Ovulation is caused by a surge of luteinizing hormone (LH) release from the pituitary. The nature and regulation of the neuroendocrine signal for ovulation were defined in sheep. First, the neuroendocrine factor regulating reproduction, gonadotropin-releasing hormone (GnRH), was measured in pituitary portal blood during the preovulatory period. Low frequency GnRH pulses occurred during the luteal phase. Pulse frequency increased and amplitude decreased during the follicular phase. A robust GnRH surge began coincident with the preovulatory LH surge; the GnRH surge outlasted that of LH by several hours.

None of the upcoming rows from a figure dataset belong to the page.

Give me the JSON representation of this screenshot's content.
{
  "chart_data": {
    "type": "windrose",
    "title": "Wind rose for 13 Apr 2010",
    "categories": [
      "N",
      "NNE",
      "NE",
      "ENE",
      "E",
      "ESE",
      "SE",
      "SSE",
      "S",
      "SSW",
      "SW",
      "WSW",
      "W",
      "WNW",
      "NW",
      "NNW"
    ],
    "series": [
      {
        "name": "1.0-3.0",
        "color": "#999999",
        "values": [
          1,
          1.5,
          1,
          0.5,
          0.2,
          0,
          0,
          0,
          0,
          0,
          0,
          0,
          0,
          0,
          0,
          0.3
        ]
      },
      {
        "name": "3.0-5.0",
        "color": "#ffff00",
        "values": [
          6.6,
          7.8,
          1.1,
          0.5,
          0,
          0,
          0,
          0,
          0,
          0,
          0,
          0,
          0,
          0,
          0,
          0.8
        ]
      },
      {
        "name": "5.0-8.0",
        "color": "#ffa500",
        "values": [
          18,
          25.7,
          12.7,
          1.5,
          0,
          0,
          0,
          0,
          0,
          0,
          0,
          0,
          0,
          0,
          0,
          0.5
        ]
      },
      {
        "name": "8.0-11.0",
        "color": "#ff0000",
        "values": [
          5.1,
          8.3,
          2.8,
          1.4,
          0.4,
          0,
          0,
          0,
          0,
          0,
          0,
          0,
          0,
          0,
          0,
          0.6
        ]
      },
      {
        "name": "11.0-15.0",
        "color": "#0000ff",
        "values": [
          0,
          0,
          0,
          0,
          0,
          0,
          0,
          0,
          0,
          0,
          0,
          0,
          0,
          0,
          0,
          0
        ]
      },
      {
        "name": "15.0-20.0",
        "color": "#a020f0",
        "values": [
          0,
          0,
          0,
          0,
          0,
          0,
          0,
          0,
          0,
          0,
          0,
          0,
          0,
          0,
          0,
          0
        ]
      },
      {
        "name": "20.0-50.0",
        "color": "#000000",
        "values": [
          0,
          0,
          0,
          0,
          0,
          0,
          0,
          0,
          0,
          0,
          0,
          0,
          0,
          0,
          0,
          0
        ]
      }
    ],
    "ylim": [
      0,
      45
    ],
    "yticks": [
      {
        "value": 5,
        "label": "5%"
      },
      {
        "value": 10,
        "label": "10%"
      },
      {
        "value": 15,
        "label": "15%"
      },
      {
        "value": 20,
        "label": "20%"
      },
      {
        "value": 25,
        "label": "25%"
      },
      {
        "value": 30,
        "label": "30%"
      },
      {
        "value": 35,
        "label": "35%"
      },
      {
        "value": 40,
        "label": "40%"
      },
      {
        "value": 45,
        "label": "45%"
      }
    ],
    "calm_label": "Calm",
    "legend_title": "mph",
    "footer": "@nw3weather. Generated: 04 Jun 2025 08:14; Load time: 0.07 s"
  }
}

Whether estradiol elicits these changes in GnRH release was investigated using a physiologic model for the follicular phase, in which estradiol was manipulated (removed or increased to peak follicular phase level) 16 hours after progesterone removal. Following estradiol removal, GnRH and LH were secreted in coincident bursts. Estradiol had a biphasic effect on GnRH release: first, it suppressed pulsatile GnRH release, second, it induced a GnRH surge. These results support the hypothesis estradiol regulates GnRH release, and that this central action is part of the mechanism by which estradiol induces the LH surge. Two studies were performed to examine the mechanism by which estradiol evokes the GnRH surge. Very frequent samples of pituitary portal blood were obtained to determine the moment-to-moment GnRH-release pattern during the surge. Estradiol shifted to pattern of GnRH release, permitting continuous elevation in portal blood, possibly by desynchronizing GnRH neurons, accelerating pulses beyond resolution of the technique, or recruiting an asynchronous surge-specific population of GnRH neurons. The latter was investigated in the final study in which active cells were localized by immunocytochemical staining for cFos--a marker of neural activity. A striking induction of cFos expression occurred in GnRH neurons during the surge. These cells, however, were not located in an anatomically distinct region, precluding identification of a surge-specific population of GnRH neurons. A surge-specific population of non-GnRH-positive cells was identified, raising the possibility these cells convey the positive feedback signal to the GnRH neurons. We conclude estradiol activates several neural populations and thereby induces the GnRH surge, which is a prerequisite neuroendocrine signal for ovulation in sheep.